Encore un qui n’est pas né le jour de la Saint-Modeste. Et qui oublie, une fois de plus, que seul ce qui est respectable est digne d’être respecté.

Nicolas Gauthier
Nicolas Gauthier
Journaliste à BV, écrivain

Vos commentaires

39 commentaires

  1. Si il a des difficultés à s’exprimer en français puisqu’il ne maitrise pas cette langue , et compte tenue de ses origines il a le choix si j’ai bien compris entre quatre langues , du fait de son quart d’origine algérienne je lui conseille l’arabe , au moins il a des chances d’être mieux compris par son électorat !!

  2. La conclusion de Nicolas Gauthier est idoine. Mais aussi, nous sommes en droit d’attendre d’un député qu’il ait certaines connaissances de notre belle langue et qu’il sache également compter. C’est la moindre des choses. Aujourd’hui tout est bon pour parader. Encore faudrait-il y exposer de belles plumes.

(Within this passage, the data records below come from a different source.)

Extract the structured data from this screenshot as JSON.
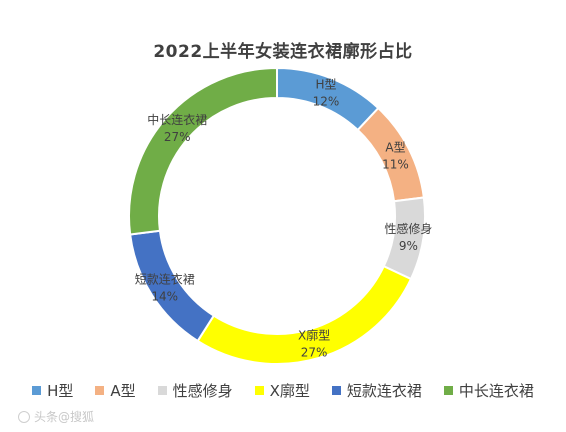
{
  "chart_data": {
    "type": "pie",
    "title": "2022上半年女装连衣裙廓形占比",
    "categories": [
      "H型",
      "A型",
      "性感修身",
      "X廓型",
      "短款连衣裙",
      "中长连衣裙"
    ],
    "values": [
      12,
      11,
      9,
      27,
      14,
      27
    ],
    "labels": [
      "12%",
      "11%",
      "9%",
      "27%",
      "14%",
      "27%"
    ],
    "colors": [
      "#5b9bd5",
      "#f4b183",
      "#d9d9d9",
      "#ffff00",
      "#4472c4",
      "#70ad47"
    ],
    "legend_position": "bottom",
    "donut": true
  },
  "watermark": "头条@搜狐"
}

  3. Polémique totalement justifiée. On ne demande pas à un député d’être bardé de diplômes mais on devrait exiger un niveau minimum de culture et compétences. Ces élus proposent des lois, doivent lire des pavés. Quand on voit ce député à la peine pour lire un texte, on peut questionner quel sera son apport à l’Assemblée et s’il a les capacités pour représenter ses électeurs. Il n’est là que pour la symbolique, la figuration. Mais il n’est pas seul, Rachel Kéké avouait avoir le niveau CM2… Il n’y a pas de quoi être fier. Un adulte peut se former toute sa vie !

  4. On serait en droit d’excuser son inculture évidente , mais à l’inverse ce monsieur est un rustre tant dans son comportement , que dans ses propos acerbes que vous avez souligné dans cette chronique. A mon sens si l’Assemblée Nationale doit représenter toutes les tendances , il serait bien venu d’évaluer quelque peu le niveau de connaissances ( maitrise de la langue, de la compréhension et au premier rang les prérogatives, droits et devoirs d’un élu dans cette institution ) de certains prétendants pour la législature , le pays s’en trouverait hautement grandi.

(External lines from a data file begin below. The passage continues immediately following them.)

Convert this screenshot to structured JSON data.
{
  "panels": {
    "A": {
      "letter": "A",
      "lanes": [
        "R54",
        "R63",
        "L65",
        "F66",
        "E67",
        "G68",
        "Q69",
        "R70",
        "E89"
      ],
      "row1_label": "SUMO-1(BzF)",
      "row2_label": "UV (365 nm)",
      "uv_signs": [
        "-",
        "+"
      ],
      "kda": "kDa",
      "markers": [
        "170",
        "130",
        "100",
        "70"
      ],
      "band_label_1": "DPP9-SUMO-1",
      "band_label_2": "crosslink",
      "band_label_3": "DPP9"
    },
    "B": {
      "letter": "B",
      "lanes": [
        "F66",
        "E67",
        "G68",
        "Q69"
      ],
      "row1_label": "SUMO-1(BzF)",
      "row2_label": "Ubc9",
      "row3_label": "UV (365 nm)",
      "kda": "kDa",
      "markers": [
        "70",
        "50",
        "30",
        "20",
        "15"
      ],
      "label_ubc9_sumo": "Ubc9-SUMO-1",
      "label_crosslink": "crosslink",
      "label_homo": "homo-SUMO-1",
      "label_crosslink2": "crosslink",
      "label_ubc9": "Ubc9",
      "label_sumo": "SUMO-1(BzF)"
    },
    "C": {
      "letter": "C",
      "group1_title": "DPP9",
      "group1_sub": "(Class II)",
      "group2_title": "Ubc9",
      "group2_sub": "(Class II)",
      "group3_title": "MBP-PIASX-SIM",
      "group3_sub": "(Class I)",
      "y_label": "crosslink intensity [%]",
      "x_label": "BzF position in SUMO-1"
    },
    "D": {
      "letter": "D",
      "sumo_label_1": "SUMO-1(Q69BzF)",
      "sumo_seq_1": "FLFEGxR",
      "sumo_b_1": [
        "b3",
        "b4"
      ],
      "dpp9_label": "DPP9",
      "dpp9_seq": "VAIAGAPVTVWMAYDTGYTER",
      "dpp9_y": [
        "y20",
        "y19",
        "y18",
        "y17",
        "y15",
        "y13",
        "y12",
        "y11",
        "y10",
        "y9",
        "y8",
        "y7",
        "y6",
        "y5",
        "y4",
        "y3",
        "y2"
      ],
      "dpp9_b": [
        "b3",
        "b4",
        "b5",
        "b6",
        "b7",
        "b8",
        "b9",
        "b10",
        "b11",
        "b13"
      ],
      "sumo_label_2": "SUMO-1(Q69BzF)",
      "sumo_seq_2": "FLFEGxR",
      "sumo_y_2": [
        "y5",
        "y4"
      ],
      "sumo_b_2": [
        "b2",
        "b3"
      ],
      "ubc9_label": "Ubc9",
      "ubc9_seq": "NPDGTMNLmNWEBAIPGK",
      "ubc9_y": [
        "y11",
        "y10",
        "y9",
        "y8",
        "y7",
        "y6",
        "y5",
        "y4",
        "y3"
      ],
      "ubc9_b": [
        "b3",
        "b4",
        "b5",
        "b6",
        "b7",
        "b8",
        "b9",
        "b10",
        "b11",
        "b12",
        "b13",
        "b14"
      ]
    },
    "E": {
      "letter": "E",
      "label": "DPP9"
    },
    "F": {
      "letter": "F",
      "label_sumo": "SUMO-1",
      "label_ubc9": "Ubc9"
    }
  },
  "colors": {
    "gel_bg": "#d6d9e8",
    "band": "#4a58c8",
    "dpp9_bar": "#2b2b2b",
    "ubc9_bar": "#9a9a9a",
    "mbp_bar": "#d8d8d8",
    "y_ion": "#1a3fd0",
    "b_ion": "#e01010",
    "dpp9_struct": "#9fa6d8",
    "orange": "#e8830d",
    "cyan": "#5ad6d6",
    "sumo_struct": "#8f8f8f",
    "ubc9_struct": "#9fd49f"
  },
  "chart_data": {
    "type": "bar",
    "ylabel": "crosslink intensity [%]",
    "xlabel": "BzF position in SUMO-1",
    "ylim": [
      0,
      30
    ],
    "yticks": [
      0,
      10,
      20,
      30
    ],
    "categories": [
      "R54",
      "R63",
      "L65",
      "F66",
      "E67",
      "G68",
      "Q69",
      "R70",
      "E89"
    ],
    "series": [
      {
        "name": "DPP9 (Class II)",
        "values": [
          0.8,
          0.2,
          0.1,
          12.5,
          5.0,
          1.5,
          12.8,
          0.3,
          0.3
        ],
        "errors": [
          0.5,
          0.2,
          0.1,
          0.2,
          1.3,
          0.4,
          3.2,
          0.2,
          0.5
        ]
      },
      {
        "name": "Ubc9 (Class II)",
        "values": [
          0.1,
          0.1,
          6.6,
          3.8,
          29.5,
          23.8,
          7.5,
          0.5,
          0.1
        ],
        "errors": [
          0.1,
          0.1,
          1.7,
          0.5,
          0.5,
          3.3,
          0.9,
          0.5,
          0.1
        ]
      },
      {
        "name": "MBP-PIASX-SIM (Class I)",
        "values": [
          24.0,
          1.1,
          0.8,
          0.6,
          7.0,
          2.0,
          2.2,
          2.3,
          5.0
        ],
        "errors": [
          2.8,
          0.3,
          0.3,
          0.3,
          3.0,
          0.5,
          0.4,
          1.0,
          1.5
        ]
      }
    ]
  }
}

  5. C’est plutôt le rôle de Yann Barthès de se moquer des gens plus simples moins cultivés. Je n’ai personnellement pas aimé la parodie de Cyril Hanouna sur L’élève Delogu, tout comme il est parfois méprisant envers Gilles Verdez. Et j’ai bien plus de sympathie pour Sébastien Delogu malgré son comportement racaille que pour Clémence Guétté ou Claire Lejeune, qui ne sont pourtant pas outrancières mais qui portent sur leur visage le mépris de classe. Je pense merle que Delogu est manipulé et dirigé par ses collègues qui ont le profil de mesdames ou mesdemoiselles Guétté et Lejeune.

  6. Lorsqu’on a le privilège d’être un élu du peuple , la moindre des choses c’est de s’élever par le travail, et d’avoir un comportement digne et respectueux.
    Toutes personnes méritent le respect à condition d’être respectable.
    Hors, Sébastien Delogu ne coche pas encore ces cases.